What underlies all of this is a profound crisis around the value of human beings. In this era of abundance — in which we are capable of producing more of everything — the question we don’t know how to answer is: if work is no longer needed, what will make us worthy of others’ recognition? How do we organize society in a time of abundance? How do you structure a world made of water vapor?
And yet, what an exciting time. What an opportunity! As I never tire of repeating: this is not a crisis of society. On the contrary — we are capable of producing more and more, communicating better and better; we are wiser than ever and have more tools than ever to move forward. What we are navigating is a crisis of the form in which we organize ourselves in this new time. But everything remains to be built, and fewer and fewer things bind us to death or pain.

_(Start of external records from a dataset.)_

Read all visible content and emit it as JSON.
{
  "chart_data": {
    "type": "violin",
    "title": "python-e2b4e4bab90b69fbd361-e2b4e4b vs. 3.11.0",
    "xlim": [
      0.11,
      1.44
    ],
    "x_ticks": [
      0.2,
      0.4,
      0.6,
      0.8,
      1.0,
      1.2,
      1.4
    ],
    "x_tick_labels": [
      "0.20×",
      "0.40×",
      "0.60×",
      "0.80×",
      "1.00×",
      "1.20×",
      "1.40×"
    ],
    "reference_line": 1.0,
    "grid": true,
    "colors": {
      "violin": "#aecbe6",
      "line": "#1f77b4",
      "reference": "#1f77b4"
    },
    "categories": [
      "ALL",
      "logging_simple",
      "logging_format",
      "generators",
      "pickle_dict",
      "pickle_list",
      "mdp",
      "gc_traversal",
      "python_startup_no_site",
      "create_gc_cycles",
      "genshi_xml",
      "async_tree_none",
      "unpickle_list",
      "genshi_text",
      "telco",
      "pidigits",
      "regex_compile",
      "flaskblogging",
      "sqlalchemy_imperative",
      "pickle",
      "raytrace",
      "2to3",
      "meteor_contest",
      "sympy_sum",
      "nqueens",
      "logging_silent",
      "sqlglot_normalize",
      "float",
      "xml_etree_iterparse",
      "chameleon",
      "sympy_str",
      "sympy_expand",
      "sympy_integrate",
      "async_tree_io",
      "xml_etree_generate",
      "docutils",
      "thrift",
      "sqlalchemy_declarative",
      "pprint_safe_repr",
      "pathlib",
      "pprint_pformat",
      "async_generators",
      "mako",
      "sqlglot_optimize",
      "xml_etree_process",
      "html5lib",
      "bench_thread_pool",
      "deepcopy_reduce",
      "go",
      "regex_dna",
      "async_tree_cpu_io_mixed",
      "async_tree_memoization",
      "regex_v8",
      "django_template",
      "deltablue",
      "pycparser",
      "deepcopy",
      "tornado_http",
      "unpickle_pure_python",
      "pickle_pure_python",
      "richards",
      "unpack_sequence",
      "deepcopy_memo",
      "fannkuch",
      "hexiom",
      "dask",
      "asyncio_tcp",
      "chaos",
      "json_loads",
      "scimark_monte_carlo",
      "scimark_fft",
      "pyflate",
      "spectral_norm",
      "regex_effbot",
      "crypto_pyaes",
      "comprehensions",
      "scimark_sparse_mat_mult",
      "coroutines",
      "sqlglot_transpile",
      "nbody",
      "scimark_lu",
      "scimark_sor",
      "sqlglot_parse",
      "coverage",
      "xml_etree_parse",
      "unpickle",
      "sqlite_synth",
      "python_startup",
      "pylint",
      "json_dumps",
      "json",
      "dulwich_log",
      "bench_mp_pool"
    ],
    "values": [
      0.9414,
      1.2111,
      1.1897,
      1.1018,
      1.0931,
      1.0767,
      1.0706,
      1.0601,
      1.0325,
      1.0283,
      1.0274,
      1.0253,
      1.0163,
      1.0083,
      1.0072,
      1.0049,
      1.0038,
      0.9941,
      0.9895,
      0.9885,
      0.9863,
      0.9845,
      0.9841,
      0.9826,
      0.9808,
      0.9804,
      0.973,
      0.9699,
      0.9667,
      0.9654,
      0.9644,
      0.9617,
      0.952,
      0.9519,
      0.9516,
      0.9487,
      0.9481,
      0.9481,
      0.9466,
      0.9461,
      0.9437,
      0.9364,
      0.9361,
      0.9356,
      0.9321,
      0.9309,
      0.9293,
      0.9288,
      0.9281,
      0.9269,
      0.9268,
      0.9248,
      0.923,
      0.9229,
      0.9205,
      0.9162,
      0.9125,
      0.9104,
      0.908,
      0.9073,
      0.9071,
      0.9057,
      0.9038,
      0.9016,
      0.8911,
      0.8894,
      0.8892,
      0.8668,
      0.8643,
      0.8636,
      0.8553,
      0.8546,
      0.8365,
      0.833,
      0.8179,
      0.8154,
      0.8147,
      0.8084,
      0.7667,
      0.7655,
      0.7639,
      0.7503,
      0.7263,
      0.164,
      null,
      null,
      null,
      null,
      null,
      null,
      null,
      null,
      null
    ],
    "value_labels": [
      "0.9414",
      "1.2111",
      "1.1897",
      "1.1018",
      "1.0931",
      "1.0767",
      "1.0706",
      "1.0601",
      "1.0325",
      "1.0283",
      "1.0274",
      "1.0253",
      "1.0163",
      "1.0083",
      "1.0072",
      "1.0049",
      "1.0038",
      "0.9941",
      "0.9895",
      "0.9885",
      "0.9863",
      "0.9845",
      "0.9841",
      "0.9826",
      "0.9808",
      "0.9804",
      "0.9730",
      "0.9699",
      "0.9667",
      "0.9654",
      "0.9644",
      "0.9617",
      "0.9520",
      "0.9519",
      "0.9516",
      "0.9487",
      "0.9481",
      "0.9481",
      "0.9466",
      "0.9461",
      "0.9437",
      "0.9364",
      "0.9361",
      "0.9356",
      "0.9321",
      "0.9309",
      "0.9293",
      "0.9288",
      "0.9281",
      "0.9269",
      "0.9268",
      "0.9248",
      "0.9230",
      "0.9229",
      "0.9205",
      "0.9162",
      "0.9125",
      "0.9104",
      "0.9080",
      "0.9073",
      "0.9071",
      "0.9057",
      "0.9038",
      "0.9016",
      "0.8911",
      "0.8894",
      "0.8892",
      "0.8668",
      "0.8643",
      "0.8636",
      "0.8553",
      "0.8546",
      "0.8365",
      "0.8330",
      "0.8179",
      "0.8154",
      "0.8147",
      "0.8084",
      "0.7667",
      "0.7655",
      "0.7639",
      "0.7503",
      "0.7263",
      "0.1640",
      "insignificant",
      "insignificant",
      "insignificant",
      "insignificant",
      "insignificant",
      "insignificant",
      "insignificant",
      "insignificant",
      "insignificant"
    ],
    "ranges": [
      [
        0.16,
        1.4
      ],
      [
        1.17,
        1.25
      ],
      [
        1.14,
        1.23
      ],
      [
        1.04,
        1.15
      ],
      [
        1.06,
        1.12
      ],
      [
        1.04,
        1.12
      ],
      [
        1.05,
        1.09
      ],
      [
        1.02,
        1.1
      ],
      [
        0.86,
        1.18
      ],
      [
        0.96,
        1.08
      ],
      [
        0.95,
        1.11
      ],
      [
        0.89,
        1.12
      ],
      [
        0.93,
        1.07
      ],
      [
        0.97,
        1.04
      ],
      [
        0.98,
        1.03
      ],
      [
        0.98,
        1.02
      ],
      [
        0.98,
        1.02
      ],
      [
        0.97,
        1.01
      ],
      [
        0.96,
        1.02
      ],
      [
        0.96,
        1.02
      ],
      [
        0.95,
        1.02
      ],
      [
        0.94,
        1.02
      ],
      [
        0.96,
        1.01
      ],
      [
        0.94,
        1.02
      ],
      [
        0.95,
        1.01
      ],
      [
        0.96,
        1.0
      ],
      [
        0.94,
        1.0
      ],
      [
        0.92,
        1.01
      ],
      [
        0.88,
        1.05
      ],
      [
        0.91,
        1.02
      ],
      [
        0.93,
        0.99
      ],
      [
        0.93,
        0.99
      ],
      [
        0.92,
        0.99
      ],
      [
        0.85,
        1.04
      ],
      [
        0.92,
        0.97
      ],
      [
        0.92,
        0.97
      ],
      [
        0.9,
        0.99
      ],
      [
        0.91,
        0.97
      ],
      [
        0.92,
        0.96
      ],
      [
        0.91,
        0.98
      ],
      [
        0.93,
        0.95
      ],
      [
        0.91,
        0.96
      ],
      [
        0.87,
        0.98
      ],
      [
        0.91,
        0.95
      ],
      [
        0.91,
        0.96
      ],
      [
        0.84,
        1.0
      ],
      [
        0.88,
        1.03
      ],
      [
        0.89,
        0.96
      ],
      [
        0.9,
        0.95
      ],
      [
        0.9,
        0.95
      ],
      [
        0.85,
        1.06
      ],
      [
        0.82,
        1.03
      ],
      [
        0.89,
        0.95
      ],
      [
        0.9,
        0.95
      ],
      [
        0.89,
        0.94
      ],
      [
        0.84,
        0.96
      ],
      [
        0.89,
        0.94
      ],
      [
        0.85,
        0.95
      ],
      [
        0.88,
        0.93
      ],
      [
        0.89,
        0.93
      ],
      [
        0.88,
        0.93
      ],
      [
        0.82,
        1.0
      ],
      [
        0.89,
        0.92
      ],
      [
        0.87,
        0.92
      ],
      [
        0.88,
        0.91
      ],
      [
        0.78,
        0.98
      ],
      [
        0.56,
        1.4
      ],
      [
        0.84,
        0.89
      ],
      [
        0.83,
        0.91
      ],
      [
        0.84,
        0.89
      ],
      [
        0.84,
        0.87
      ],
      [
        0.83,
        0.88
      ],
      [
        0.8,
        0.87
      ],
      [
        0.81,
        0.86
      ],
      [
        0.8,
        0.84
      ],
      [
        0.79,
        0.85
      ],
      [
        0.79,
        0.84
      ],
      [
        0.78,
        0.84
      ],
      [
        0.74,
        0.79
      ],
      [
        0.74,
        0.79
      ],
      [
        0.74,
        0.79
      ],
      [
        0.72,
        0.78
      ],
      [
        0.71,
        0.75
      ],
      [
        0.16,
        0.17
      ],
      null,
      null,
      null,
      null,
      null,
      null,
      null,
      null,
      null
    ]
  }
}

John Maynard Keynes — who was a giant — saw it coming with a clairvoyance that is almost frightening. It was a hundred years ago, at a conference in Madrid, in the aftermath of the 1929 crash:
I draw the conclusion that, assuming no important wars and no important increase in population, the economic problem may be solved, or be at least within sight of solution, within a hundred years. This means that the economic problem is not — if we look into the future — the permanent problem of the human race.
Why, you may ask, is this so startling? It is startling because — if, instead of looking into the future, we look into the past — we find that the economic problem, the struggle for subsistence, has always hitherto been the primary, most pressing problem of the human race — not only of the human race, but of the whole of the biological kingdom from the beginnings of life in its most primitive forms. Thus we have been expressly evolved by nature — with all our impulses and deepest instincts — for the purpose of solving the economic problem. If the economic problem is solved, mankind will be deprived of its traditional purpose.
Will this be a benefit? If one believes at all in the real values of life, the prospect at least opens up the possibility of benefit. And yet I think with dread of the readjustment of the habits and instincts of the ordinary man, bred into him for countless generations, which he may be asked to discard within a few decades.
Perhaps the strenuous purposeful money-makers may carry all of us along with them into the lap of economic abundance. But it will be those peoples who can keep alive, and cultivate into a fuller perfection, the art of life itself, and who will not sell themselves for the means of life, who will be able to enjoy the abundance when it comes.
And that is what the twenty-first century is about. Enjoying the abundance that has arrived.